Like many people, I will stay tuned to find out what is discovered about the circumstances of Abramson's dismissal. I would like to know why the decision was made and in such a seemingly hasty fashion. But unlike some, I am not going to first assume this has to do with her being a woman.Instead I will first assume it had to do with the actual job done. Maybe I am wrong, totally wrong. But for me, I don't first assume an issue/failure/misinterpretation has to do with something I can't control. Instead I think it IS something I have control over and can change, so I set out to do so.

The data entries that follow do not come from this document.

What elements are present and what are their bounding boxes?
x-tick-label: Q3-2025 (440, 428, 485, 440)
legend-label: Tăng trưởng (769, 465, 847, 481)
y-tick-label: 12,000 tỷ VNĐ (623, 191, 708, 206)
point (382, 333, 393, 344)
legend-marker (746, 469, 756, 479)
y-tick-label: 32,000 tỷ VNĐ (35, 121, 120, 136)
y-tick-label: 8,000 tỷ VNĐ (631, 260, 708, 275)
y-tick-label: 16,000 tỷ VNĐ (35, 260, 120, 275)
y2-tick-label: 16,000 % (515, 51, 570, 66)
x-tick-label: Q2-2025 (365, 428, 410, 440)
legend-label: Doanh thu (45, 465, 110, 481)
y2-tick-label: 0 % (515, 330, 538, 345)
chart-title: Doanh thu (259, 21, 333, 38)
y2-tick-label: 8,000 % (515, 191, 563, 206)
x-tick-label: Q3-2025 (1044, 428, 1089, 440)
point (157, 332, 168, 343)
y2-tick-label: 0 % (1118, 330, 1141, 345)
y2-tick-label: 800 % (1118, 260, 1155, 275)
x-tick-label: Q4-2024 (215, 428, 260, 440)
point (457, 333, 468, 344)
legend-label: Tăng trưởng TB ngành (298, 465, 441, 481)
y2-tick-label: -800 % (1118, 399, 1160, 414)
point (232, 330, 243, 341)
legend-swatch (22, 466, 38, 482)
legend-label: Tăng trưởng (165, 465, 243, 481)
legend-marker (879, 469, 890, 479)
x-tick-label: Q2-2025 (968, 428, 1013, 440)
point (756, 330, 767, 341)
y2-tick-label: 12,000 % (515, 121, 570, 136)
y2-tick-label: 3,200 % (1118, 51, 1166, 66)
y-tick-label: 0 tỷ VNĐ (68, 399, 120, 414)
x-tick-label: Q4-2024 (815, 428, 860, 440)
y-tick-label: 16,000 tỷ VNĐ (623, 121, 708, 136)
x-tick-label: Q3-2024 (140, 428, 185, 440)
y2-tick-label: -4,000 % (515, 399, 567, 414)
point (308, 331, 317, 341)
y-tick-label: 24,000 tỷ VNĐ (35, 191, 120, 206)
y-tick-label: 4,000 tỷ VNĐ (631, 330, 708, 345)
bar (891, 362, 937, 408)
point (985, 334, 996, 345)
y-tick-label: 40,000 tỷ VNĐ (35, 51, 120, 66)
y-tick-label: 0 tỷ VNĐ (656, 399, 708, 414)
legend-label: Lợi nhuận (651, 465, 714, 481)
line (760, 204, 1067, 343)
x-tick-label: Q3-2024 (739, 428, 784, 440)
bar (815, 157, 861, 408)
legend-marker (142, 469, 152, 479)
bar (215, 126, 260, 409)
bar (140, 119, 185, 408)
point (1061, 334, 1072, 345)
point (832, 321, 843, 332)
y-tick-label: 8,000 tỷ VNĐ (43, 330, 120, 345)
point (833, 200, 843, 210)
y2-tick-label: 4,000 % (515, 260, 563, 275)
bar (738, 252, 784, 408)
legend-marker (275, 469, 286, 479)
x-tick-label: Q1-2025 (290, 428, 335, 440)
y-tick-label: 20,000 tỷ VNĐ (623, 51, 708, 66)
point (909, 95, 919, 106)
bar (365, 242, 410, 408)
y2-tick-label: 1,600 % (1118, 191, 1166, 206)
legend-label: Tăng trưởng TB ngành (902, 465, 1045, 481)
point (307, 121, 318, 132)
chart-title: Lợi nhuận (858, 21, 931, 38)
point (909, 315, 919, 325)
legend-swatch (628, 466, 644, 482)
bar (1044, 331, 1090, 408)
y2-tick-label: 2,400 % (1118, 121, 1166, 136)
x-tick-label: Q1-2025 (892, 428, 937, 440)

If all my efforts fail or somehow don't turn out the way I suspect, then I look at those issues outside my control.
Despite what some may say, most women I know WANT it all to be about the work.They don't want their gender being an issue at all, negatively or positively affecting the way their work is viewed. It's fine saying, "the first female executive editor" and marking that with an acknowledgement, but then let's move on and make it about the work, please. We want neither excessive accolades neither excuses being attributed to our gender.
There has to be a balance between scapegoating our gender and ignoring the fact that societal biases exist. The day we find that balance and truly make it about the work will be a great one indeed.